Why are we raising chickens?


Jul 22, 2018
Southeast Ohio
There is debate in my house over why we have chickens. I like the life and companionship my flock offers. I like to watch them grow and interact and just be chickens. My husband likes this too, however he has more of an economical point of view. He sees all the money and time it takes to raise them. We make a little from the eggs we sell to help offset the cost of feed, by no means are we making a profit.

But what happens when they slow or stop laying? I would prefer to let them live out their life. My husband sees something we feed and get nothing from and would prefer to cull them for the freezer.

He grew up on a farm and I did not. That has had a tremendous impact on our lives as we do not share the same view of life and death (when it comes to our animals). I can’t find the line between pet and stock. I prefer everything to live and in the world of farming that is just not realistic.

My husband and I have laid out somewhat of a plan to raise a new flock every year and cull the oldest flock at around 3 years of age, like a cycle.That way we have them through the laying years and are getting the most from our investment by stocking the freezer.

What do you do? What is the purpose of your flock? How do you manage your attachment and feelings toward the animal you have raised and now have to kill?


Mar 11, 2018
NE Nebraska (Go Cornhuskers!)
My mom and dad were the same. Dad didn't like feed costs. It took a long time, but I finally convinced him they are my pets. I love them more than dogs. They help with my anxiety and depression.
My oldest chickens are turning 8 this year, even my dad has gotten attached to them somewhat. He's stopped trying to convince me to sell our kill some. It took a lot of long talks and showing him how sweet they are. My mom wouldn't have let him hurt any anyway ;) she loves them too.
What helped convince him was I'd always make him brownies and other things with the eggs. It was like bribery :lol:


Chicken Juggler!
Premium member
7 Years
Nov 27, 2012
SW Michigan
My Coop
My Coop
I keep chickens for food, eggs and meat,
grown under better conditions than grocery food.
Egg sales pay for their feed and most their bedding and other supplies.
There's no profit overall, when I include coop, run, incubator, and other equipment, that's the 'hobby' part.
No space or resources for keeping 'pet' birds, pet budget goes to my dog.
It's a hard balance, but that's where the Romance meets the Reality.

Every fall I sell or (usually)slaughter half dozen 2 to 3 yo hens, some get sold as stewing hens. Got to make room for the new pullets (hatched here) in my limited space before hard winter sets in. Cockerels go to freezer at 12-16 weeks in early summer.
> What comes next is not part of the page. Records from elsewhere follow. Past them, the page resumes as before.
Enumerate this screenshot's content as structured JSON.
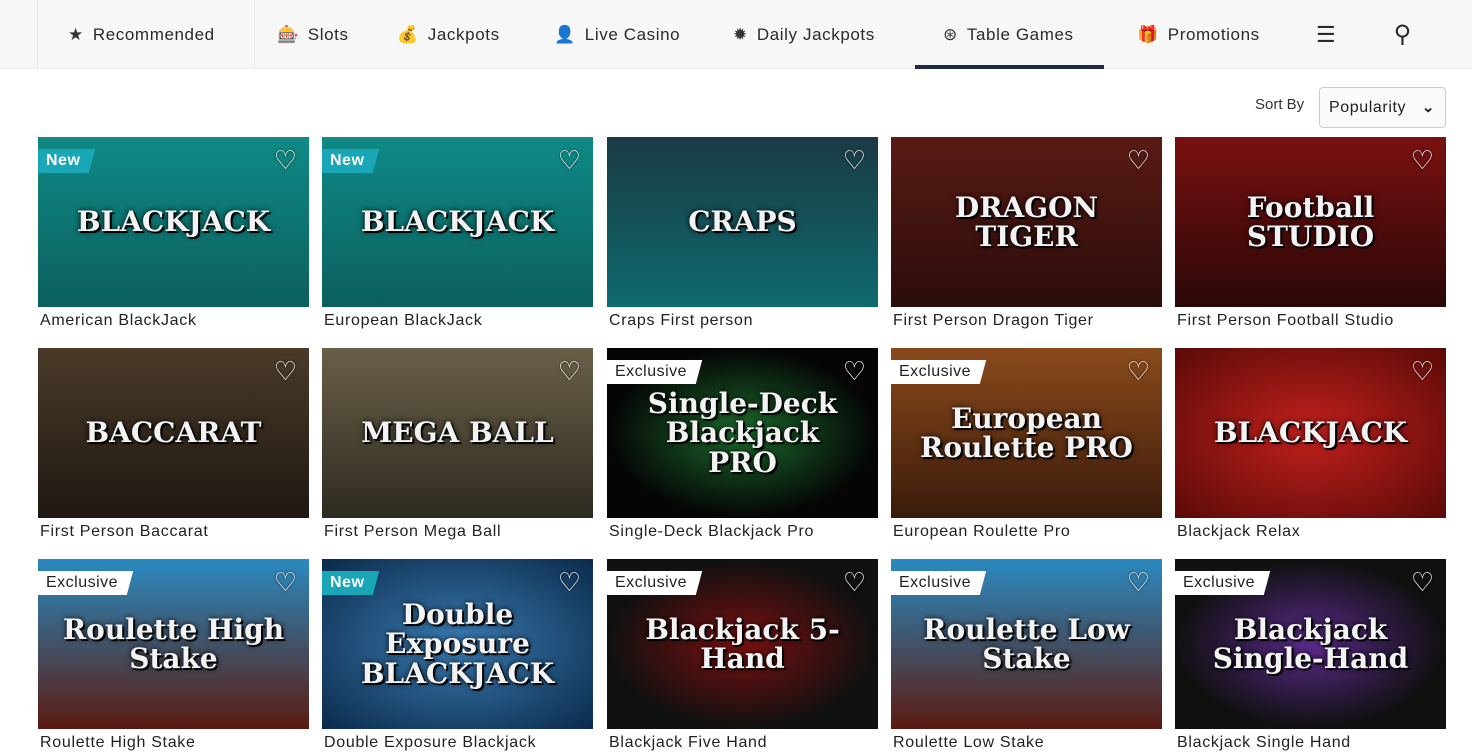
{
  "nav": {
    "tabs": [
      {
        "label": "Recommended",
        "icon": "star-icon",
        "glyph": "★",
        "active": false
      },
      {
        "label": "Slots",
        "icon": "slot-machine-icon",
        "glyph": "🎰",
        "active": false
      },
      {
        "label": "Jackpots",
        "icon": "money-bag-icon",
        "glyph": "💰",
        "active": false
      },
      {
        "label": "Live Casino",
        "icon": "dealer-icon",
        "glyph": "👤",
        "active": false
      },
      {
        "label": "Daily Jackpots",
        "icon": "gear-badge-icon",
        "glyph": "✹",
        "active": false
      },
      {
        "label": "Table Games",
        "icon": "roulette-wheel-icon",
        "glyph": "⊛",
        "active": true
      },
      {
        "label": "Promotions",
        "icon": "gift-icon",
        "glyph": "🎁",
        "active": false
      }
    ],
    "list_icon": "☰",
    "search_icon": "⚲"
  },
  "sort": {
    "label": "Sort By",
    "value": "Popularity"
  },
  "colors": {
    "new_badge": "#19a7b8",
    "active_tab": "#1e2a44"
  },
  "games": [
    {
      "name": "American BlackJack",
      "badge": "New",
      "art": "BLACKJACK",
      "bg": "linear-gradient(#0f8a86,#0b5f5d)"
    },
    {
      "name": "European BlackJack",
      "badge": "New",
      "art": "BLACKJACK",
      "bg": "linear-gradient(#0f8a86,#0b5f5d)"
    },
    {
      "name": "Craps First person",
      "badge": "",
      "art": "CRAPS",
      "bg": "linear-gradient(#1a3a44,#0e6a6e)"
    },
    {
      "name": "First Person Dragon Tiger",
      "badge": "",
      "art": "DRAGON TIGER",
      "bg": "linear-gradient(#5a1a14,#2a0d0a)"
    },
    {
      "name": "First Person Football Studio",
      "badge": "",
      "art": "Football STUDIO",
      "bg": "linear-gradient(#7a1010,#2a0808)"
    },
    {
      "name": "First Person Baccarat",
      "badge": "",
      "art": "BACCARAT",
      "bg": "linear-gradient(#4a3a28,#1e1812)"
    },
    {
      "name": "First Person Mega Ball",
      "badge": "",
      "art": "MEGA BALL",
      "bg": "linear-gradient(#6a6048,#2e2a20)"
    },
    {
      "name": "Single-Deck Blackjack Pro",
      "badge": "Exclusive",
      "art": "Single-Deck Blackjack PRO",
      "bg": "radial-gradient(#1c6a2c,#050505 70%)"
    },
    {
      "name": "European Roulette Pro",
      "badge": "Exclusive",
      "art": "European Roulette PRO",
      "bg": "linear-gradient(#8a4a1c,#3a1a0a)"
    },
    {
      "name": "Blackjack Relax",
      "badge": "",
      "art": "BLACKJACK",
      "bg": "radial-gradient(#c0201c,#5a0a08)"
    },
    {
      "name": "Roulette High Stake",
      "badge": "Exclusive",
      "art": "Roulette High Stake",
      "bg": "linear-gradient(#2a8ac0,#5a1a10)"
    },
    {
      "name": "Double Exposure Blackjack",
      "badge": "New",
      "art": "Double Exposure BLACKJACK",
      "bg": "radial-gradient(#3a7ab0,#0a2a4a)"
    },
    {
      "name": "Blackjack Five Hand",
      "badge": "Exclusive",
      "art": "Blackjack 5-Hand",
      "bg": "radial-gradient(#7a1010,#101010 70%)"
    },
    {
      "name": "Roulette Low Stake",
      "badge": "Exclusive",
      "art": "Roulette Low Stake",
      "bg": "linear-gradient(#2a8ac0,#5a1a10)"
    },
    {
      "name": "Blackjack Single Hand",
      "badge": "Exclusive",
      "art": "Blackjack Single-Hand",
      "bg": "radial-gradient(#5a2a8a,#101010 70%)"
    }
  ]
}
I don't get too attached, am staunchly anti-anthropomorphic, even with my pet animals(tho I wouldn't eat them-they are not my 'children'). These birds are for food, got them for that purpose. Sure it's hard to kill a bird you've raised, first time was very hard, I'd never done that before, but I learned how to deal with it. Great life, thanks given on one 'really bad' day, after they're plucked they look almost identical to the many, many, many grocery birds I've cut up and eaten. Slaughtering, butchering, putting up is hard work...imagine what folks did before grocery stores.

BY Bob

Proprietor, Fluffy Butt Acres
Premium member
Jan 1, 2016
Hershey, PA
Ours are pets plain and simple. They live out their natural lives at Fluffy Butt Acres. We have not culled due to lack of laying. I do not provide supplemental light in the winter to keep them laying. They lay when they want. We do not sell eggs; we give them away when we have too many. I have raised meat birds and culled them every year and did not enjoy it. I was against getting a flock but my wife talked me into it and having them as pets is a totally different experience. I could not be happier with them.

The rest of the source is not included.